Portugal não pode usar o argumento da escassez de recursos para justificar o seu atraso: este deve-se à sua ineficiência produtiva.
Bem, assunto complicado este que escolhi. Vejo a cena toda e sei que tenho simpatia pela teoria da escassez: ela permite criticar a abundância que faz do homem um animal estúpido.
Estou chocado comigo mesmo: concordo em termos gerais com a teoria da mente de Malthus e com a negação da possibilidade de uma sociedade perfeita. Mas ele é muito reaccionário... Em síntese: o mal cria o esforço e o esforço cria a mente. Isto é verdade e tem sido a partir desta ideia simples que critico esta sociedade consumista e facilitista.

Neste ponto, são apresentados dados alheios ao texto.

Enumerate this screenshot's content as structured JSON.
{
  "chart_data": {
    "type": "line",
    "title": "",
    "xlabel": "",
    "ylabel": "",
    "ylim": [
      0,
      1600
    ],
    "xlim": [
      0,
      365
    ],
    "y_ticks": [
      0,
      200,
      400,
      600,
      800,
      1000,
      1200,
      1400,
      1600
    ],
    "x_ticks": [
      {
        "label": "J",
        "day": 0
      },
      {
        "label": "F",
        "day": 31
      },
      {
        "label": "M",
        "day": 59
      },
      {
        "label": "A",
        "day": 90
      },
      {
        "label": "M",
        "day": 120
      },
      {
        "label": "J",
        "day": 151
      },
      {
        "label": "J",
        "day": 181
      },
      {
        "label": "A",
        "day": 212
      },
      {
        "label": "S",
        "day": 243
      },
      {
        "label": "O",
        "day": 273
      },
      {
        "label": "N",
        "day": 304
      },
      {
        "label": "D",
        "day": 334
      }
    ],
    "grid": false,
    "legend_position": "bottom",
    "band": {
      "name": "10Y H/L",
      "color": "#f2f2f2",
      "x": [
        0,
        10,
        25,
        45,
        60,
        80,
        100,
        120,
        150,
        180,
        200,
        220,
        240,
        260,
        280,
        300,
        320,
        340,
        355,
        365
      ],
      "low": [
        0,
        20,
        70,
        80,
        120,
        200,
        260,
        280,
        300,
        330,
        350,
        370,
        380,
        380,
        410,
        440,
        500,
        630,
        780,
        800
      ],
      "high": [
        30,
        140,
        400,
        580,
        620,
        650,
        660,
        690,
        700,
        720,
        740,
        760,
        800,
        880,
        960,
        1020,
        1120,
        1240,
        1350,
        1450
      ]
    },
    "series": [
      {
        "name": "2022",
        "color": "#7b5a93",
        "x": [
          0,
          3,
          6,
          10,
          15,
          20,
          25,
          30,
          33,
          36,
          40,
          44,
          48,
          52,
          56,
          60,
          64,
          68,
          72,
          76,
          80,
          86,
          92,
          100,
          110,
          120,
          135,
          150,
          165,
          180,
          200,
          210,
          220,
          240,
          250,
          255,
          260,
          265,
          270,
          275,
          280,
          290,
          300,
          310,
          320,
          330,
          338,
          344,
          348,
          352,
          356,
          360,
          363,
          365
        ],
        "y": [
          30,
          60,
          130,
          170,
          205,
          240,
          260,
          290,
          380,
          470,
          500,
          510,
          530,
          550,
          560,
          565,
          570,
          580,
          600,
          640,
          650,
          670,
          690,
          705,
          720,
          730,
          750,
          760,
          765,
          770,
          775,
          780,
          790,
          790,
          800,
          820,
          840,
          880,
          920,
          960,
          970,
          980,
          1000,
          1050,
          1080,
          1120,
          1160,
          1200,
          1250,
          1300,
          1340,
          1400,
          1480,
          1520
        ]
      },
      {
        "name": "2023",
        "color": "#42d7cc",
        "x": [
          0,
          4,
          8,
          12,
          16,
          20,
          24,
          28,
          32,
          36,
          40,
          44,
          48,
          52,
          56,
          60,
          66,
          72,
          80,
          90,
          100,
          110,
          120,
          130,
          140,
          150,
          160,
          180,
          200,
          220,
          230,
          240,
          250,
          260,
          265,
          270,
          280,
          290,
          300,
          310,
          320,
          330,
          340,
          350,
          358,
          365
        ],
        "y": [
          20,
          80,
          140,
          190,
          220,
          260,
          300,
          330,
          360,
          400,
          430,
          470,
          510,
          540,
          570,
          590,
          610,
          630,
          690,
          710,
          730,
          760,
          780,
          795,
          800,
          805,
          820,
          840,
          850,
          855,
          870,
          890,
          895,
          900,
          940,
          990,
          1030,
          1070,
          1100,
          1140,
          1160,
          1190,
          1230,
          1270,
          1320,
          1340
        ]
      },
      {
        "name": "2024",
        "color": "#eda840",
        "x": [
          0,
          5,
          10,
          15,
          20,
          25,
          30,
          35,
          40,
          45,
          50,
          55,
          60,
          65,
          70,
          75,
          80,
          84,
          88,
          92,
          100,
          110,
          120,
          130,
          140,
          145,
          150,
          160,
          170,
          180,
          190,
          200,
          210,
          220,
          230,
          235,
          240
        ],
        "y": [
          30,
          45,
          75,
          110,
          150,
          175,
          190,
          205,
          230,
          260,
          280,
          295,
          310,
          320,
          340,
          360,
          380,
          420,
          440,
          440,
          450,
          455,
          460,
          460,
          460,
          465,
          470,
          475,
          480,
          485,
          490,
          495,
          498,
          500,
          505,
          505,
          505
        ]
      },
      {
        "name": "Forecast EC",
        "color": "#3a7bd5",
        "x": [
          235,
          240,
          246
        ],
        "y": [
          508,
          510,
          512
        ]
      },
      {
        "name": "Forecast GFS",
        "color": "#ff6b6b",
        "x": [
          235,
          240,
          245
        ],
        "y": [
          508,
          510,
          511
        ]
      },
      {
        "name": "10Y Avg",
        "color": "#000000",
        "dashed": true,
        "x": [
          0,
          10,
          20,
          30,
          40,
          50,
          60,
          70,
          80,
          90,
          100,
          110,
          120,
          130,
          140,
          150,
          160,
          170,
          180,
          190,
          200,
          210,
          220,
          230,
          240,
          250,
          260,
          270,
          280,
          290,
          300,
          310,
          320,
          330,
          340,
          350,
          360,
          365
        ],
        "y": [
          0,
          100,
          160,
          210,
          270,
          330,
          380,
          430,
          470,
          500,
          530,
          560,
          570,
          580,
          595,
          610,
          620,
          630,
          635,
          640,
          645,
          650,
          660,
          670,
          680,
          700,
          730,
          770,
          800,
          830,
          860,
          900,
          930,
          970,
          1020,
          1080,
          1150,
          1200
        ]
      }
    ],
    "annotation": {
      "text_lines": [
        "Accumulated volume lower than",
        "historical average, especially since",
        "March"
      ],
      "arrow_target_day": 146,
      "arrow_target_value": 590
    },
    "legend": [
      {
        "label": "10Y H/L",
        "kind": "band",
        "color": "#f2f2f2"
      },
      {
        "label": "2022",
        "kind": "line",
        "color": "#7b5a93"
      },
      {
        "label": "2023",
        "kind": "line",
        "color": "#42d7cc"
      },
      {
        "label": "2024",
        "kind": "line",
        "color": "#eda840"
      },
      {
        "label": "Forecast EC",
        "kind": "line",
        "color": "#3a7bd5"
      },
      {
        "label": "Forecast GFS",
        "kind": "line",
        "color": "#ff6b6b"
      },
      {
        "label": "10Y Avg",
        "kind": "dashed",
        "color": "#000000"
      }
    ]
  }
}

Portugal é, estruturalmente, um aborto: a miséria mental e cognitiva dos portugueses é demasiado evidente. O mal radical reside neste país! É um horror - Portugal é um filme de terror.
Nunca pensei que fosse possível haver tanta mediocridade, ignorância e, claro!, maldade no ensino! Não há verdadeiramente ensino em Portugal! Um horror!
Ai, precisava escrever um livro sobre o tema - não estou seguro de aceitar as teorias da economia primitiva tal como foram elaboradas. Marx dá muitas indicações que apontam para outra via. Hoje temos espaço de manobra para o ler de modo diferente. Afinal, ele foi deturpado.